Coordenador da Missão Paz, que engloba a Casa do Migrante, o padre Paolo Parise ressalta que o caminho nesse ramo pode ser árduo:
—Vi muitas iniciativas não se sustentarem depois de um início promissor. Aconteceu com sírios, congoleses, haitianos, colombianos.
Ex-funcionário do governo afegão, Ahmad Khalid Omid chegou em setembro de 2022 com a mulher e o filho de 6 anos. Vive num abrigo no ABC paulista, e seu plano é começar vendendo pratos da cozinha afegã feitos por sua mulher, através de aplicativo. O casal tem experiência: foi dono de restaurante na Índia.
— O plano de investimento está pronto, mas ainda não temos dinheiro. Estamos buscando financiamento bancário para comprar os equipamentos de cozinha — diz Omid, que por enquanto fornece refeições para uma ONG, que distribui para refugiados.
São Paulo tem hoje um único restaurante afegão, Ko-i-Baba, na Liberdade. Com a chegada dos novos imigrantes, a tendência é que outros sejam abertos. Alguns projetos, como a plataforma Refugiados Empreendedores, do Acnur, da ONU, ajudam a dar visibilidade às histórias de pessoas que encontraram na gastronomia a chave do recomeço.
Comida na garagem
No caso da refugiada síria Razan Suliman, apesar dos obstáculos, há o sonho de multiplicar pela capital paulista o Razan Comida Árabe, que funciona na sua garagem, no Ipiranga. A comida caseira, que também chega por delivery, inclui delícias tradicionais como kibes, esfihas, falafel, tabule, coalhada, homus e babaganuche. De sobremesa, as pedidas são os ninhos de nozes, caju, damasco e pistache e o halawi, de mel, açúcar e tahine.
Por trás de aromas tão típicos da sua terra, ela batalha para criar três filhos (de 8 e 4 anos e um bebê de 1 ano e sete meses) sem ajuda do marido, que morreu no ano passado tentando entrar ilegalmente nos EUA pelo México. A família chegou ao Brasil em 2014, fugindo do terror imposto pelo Estado Islâmico na Síria. Razan começou vendendo comida no próprio prédio onde morava, para vizinhos, por WhatsApp.
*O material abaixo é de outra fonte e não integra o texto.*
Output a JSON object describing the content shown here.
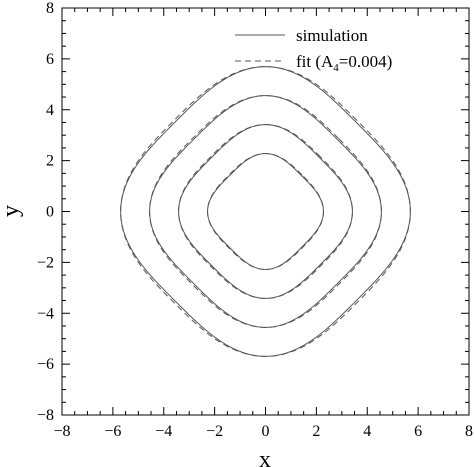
{
  "chart_data": {
    "type": "line",
    "xlabel": "x",
    "ylabel": "y",
    "xlim": [
      -8,
      8
    ],
    "ylim": [
      -8,
      8
    ],
    "xticks": [
      -8,
      -6,
      -4,
      -2,
      0,
      2,
      4,
      6,
      8
    ],
    "yticks": [
      -8,
      -6,
      -4,
      -2,
      0,
      2,
      4,
      6,
      8
    ],
    "grid": false,
    "legend_position": "top-right",
    "contour_radii": [
      2,
      3,
      4,
      5
    ],
    "fit_a4": 0.004,
    "series": [
      {
        "name": "simulation",
        "style": "solid",
        "color": "#555555"
      },
      {
        "name": "fit (A4=0.004)",
        "style": "dashed",
        "color": "#555555"
      }
    ]
  },
  "legend": {
    "simulation": "simulation",
    "fit_prefix": "fit (A",
    "fit_sub": "4",
    "fit_suffix": "=0.004)"
  }
}
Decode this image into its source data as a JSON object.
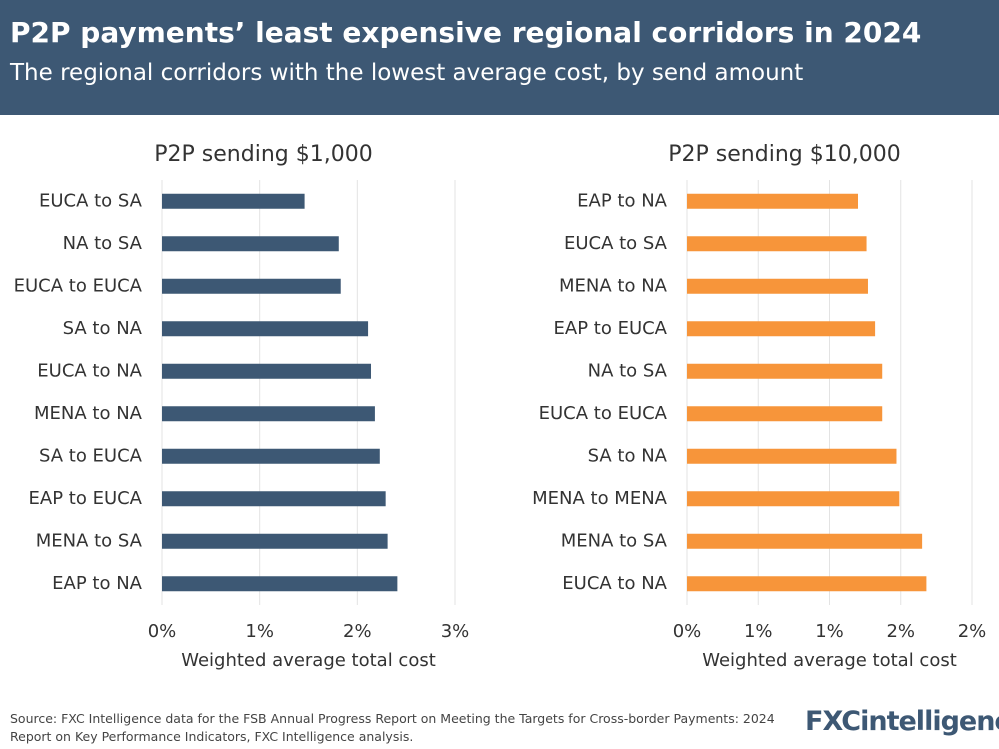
{
  "header": {
    "title": "P2P payments’ least expensive regional corridors in 2024",
    "subtitle": "The regional corridors with the lowest average cost, by send amount"
  },
  "chart_data": [
    {
      "type": "bar",
      "orientation": "horizontal",
      "title": "P2P sending $1,000",
      "x_label": "Weighted average total cost",
      "categories": [
        "EUCA to SA",
        "NA to SA",
        "EUCA to EUCA",
        "SA to NA",
        "EUCA to NA",
        "MENA to NA",
        "SA to EUCA",
        "EAP to EUCA",
        "MENA to SA",
        "EAP to NA"
      ],
      "values": [
        1.46,
        1.81,
        1.83,
        2.11,
        2.14,
        2.18,
        2.23,
        2.29,
        2.31,
        2.41
      ],
      "color": "#3d5874",
      "xlim": [
        0,
        3
      ],
      "xticks": [
        {
          "value": 0,
          "label": "0%"
        },
        {
          "value": 1,
          "label": "1%"
        },
        {
          "value": 2,
          "label": "2%"
        },
        {
          "value": 3,
          "label": "3%"
        }
      ],
      "grid": true
    },
    {
      "type": "bar",
      "orientation": "horizontal",
      "title": "P2P sending $10,000",
      "x_label": "Weighted average total cost",
      "categories": [
        "EAP to NA",
        "EUCA to SA",
        "MENA to NA",
        "EAP to EUCA",
        "NA to SA",
        "EUCA to EUCA",
        "SA to NA",
        "MENA to MENA",
        "MENA to SA",
        "EUCA to NA"
      ],
      "values": [
        1.2,
        1.26,
        1.27,
        1.32,
        1.37,
        1.37,
        1.47,
        1.49,
        1.65,
        1.68
      ],
      "color": "#f7953a",
      "xlim": [
        0,
        2
      ],
      "xticks": [
        {
          "value": 0,
          "label": "0%"
        },
        {
          "value": 0.5,
          "label": "1%"
        },
        {
          "value": 1,
          "label": "1%"
        },
        {
          "value": 1.5,
          "label": "2%"
        },
        {
          "value": 2,
          "label": "2%"
        }
      ],
      "grid": true
    }
  ],
  "footer": {
    "source": "Source: FXC Intelligence data for the FSB Annual Progress Report on Meeting the Targets for Cross-border Payments: 2024 Report on Key Performance Indicators, FXC Intelligence analysis.",
    "logo": "FXCintelligence"
  }
}
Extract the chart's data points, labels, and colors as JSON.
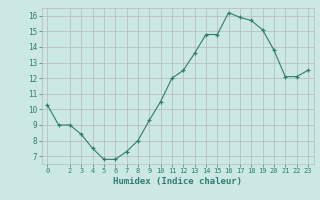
{
  "x": [
    0,
    1,
    2,
    3,
    4,
    5,
    6,
    7,
    8,
    9,
    10,
    11,
    12,
    13,
    14,
    15,
    16,
    17,
    18,
    19,
    20,
    21,
    22,
    23
  ],
  "y": [
    10.3,
    9.0,
    9.0,
    8.4,
    7.5,
    6.8,
    6.8,
    7.3,
    8.0,
    9.3,
    10.5,
    12.0,
    12.5,
    13.6,
    14.8,
    14.8,
    16.2,
    15.9,
    15.7,
    15.1,
    13.8,
    12.1,
    12.1,
    12.5
  ],
  "xlabel": "Humidex (Indice chaleur)",
  "xlim": [
    -0.5,
    23.5
  ],
  "ylim": [
    6.5,
    16.5
  ],
  "yticks": [
    7,
    8,
    9,
    10,
    11,
    12,
    13,
    14,
    15,
    16
  ],
  "xticks": [
    0,
    2,
    3,
    4,
    5,
    6,
    7,
    8,
    9,
    10,
    11,
    12,
    13,
    14,
    15,
    16,
    17,
    18,
    19,
    20,
    21,
    22,
    23
  ],
  "line_color": "#2e7d6e",
  "marker": "+",
  "bg_color": "#cce8e4",
  "grid_color": "#b8b8b8",
  "label_color": "#2e7d6e",
  "tick_color": "#2e7d6e"
}
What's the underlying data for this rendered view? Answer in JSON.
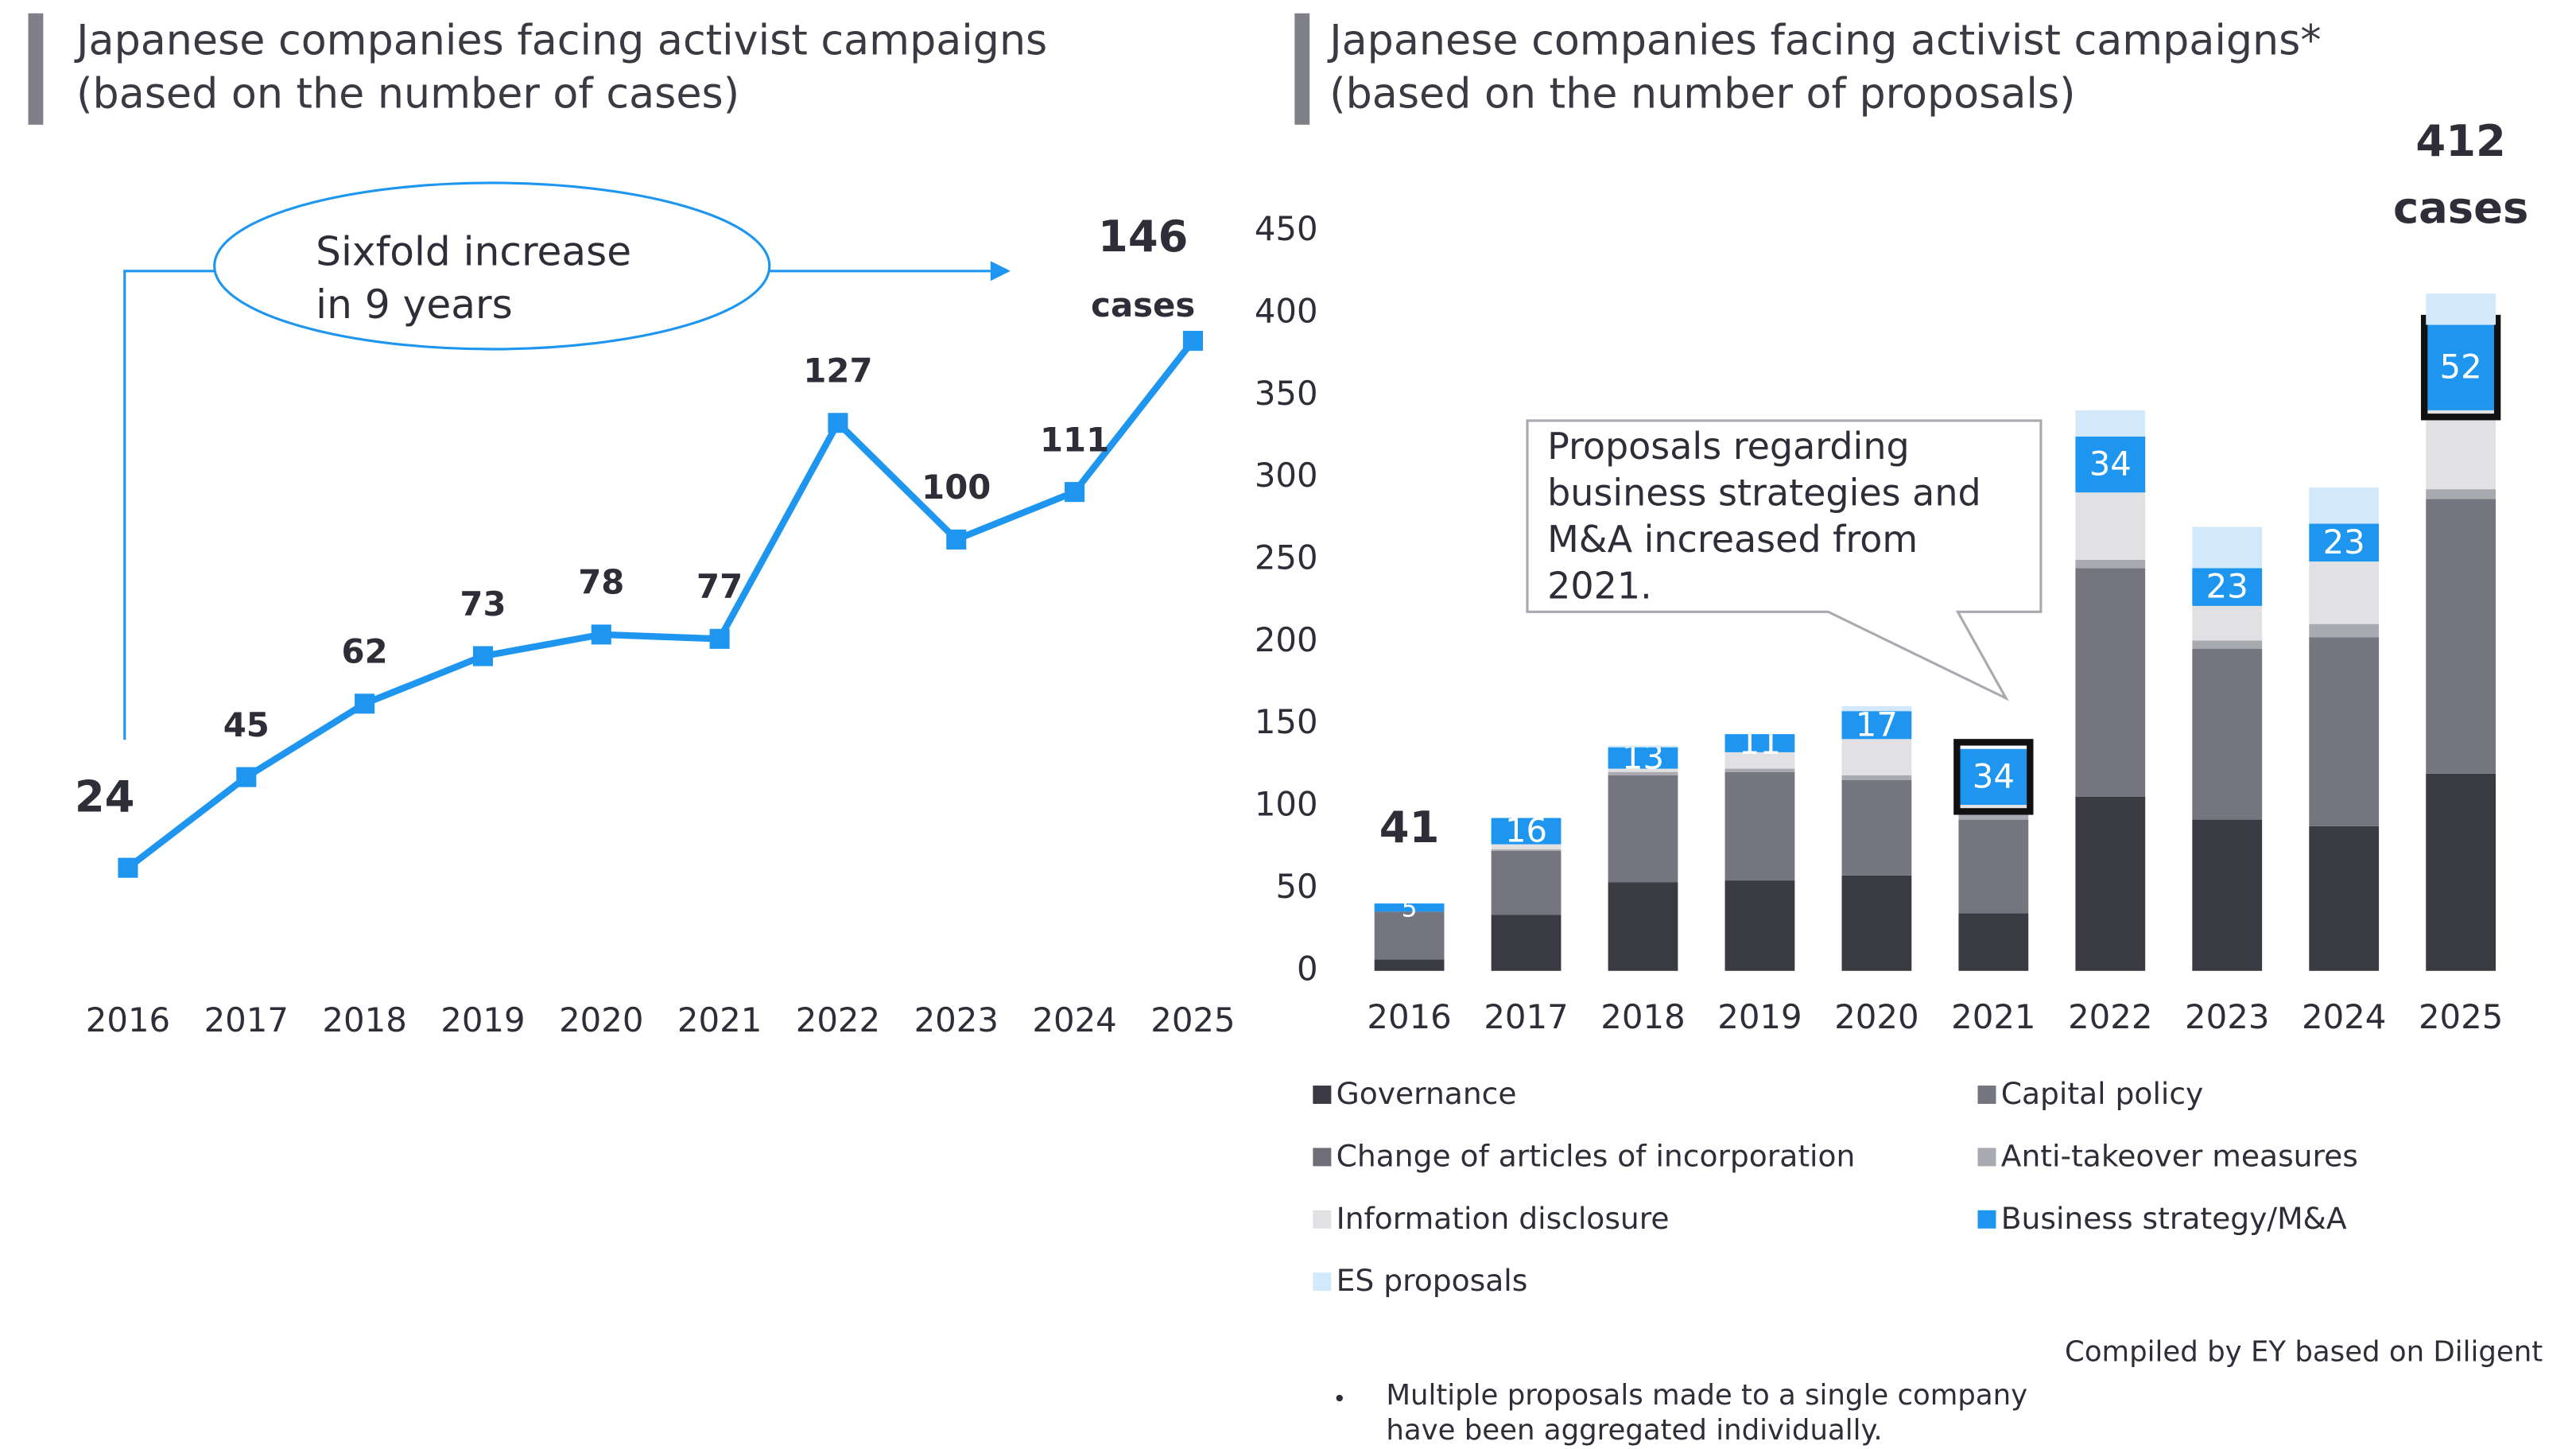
{
  "chart_data": [
    {
      "type": "line",
      "title": "Japanese companies facing activist campaigns",
      "subtitle": "(based on the number of cases)",
      "categories": [
        "2016",
        "2017",
        "2018",
        "2019",
        "2020",
        "2021",
        "2022",
        "2023",
        "2024",
        "2025"
      ],
      "values": [
        24,
        45,
        62,
        73,
        78,
        77,
        127,
        100,
        111,
        146
      ],
      "color": "#1e96f0",
      "annotation": [
        "Sixfold increase",
        "in 9 years"
      ],
      "unit_label": "cases"
    },
    {
      "type": "bar",
      "stacked": true,
      "title": "Japanese companies facing activist campaigns*",
      "subtitle": "(based on the number of proposals)",
      "categories": [
        "2016",
        "2017",
        "2018",
        "2019",
        "2020",
        "2021",
        "2022",
        "2023",
        "2024",
        "2025"
      ],
      "series": [
        {
          "name": "Governance",
          "color": "#3a3a42",
          "values": [
            7,
            34,
            54,
            55,
            58,
            35,
            106,
            92,
            88,
            120
          ]
        },
        {
          "name": "Capital policy",
          "color": "#75757f",
          "values": [
            29,
            39,
            65,
            66,
            58,
            57,
            139,
            104,
            115,
            167
          ]
        },
        {
          "name": "Change of articles of incorporation",
          "color": "#6e6e78",
          "values": [
            0,
            0,
            0,
            0,
            0,
            0,
            0,
            0,
            0,
            0
          ]
        },
        {
          "name": "Anti-takeover measures",
          "color": "#a9a9b0",
          "values": [
            0,
            1,
            2,
            2,
            3,
            6,
            5,
            5,
            8,
            6
          ]
        },
        {
          "name": "Information disclosure",
          "color": "#e1e1e4",
          "values": [
            0,
            3,
            2,
            10,
            22,
            3,
            41,
            21,
            38,
            48
          ]
        },
        {
          "name": "Business strategy/M&A",
          "color": "#1e96f0",
          "values": [
            5,
            16,
            13,
            11,
            17,
            34,
            34,
            23,
            23,
            52
          ]
        },
        {
          "name": "ES proposals",
          "color": "#d2e9fb",
          "values": [
            0,
            0,
            1,
            0,
            3,
            0,
            16,
            25,
            22,
            19
          ]
        }
      ],
      "ylim": [
        0,
        450
      ],
      "yticks": [
        0,
        50,
        100,
        150,
        200,
        250,
        300,
        350,
        400,
        450
      ],
      "annotation": [
        "Proposals regarding",
        "business strategies and",
        "M&A increased from",
        "2021."
      ],
      "total_labels": [
        {
          "category": "2016",
          "value": 41
        },
        {
          "category": "2025",
          "value": 412
        }
      ],
      "unit_label": "cases",
      "source": "Compiled by EY based on Diligent",
      "note": [
        "Multiple proposals made to a single company",
        "have been aggregated individually."
      ]
    }
  ]
}
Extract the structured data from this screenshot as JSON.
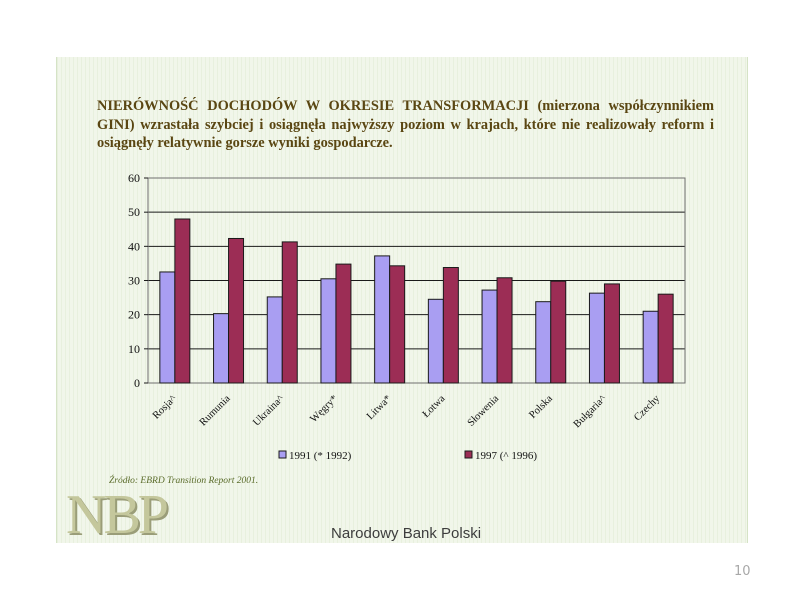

Apesar de ter conquistado fama com seus pratos, a síria naturalizada brasileira passa por dificuldades para manter o negócio. Ela não consegue mais apoio das entidades de refugiados nem ingressar no Bolsa Família.
— Nos fins de semana abro a garagem de casa como restaurante e as pessoas vêm comer aqui. Mas agora fiquei sozinha com as crianças e está mais difícil — diz Razan. — Meu sonho é fazer comida e crescer igual o McDonalds, com um restaurante em cada bairro.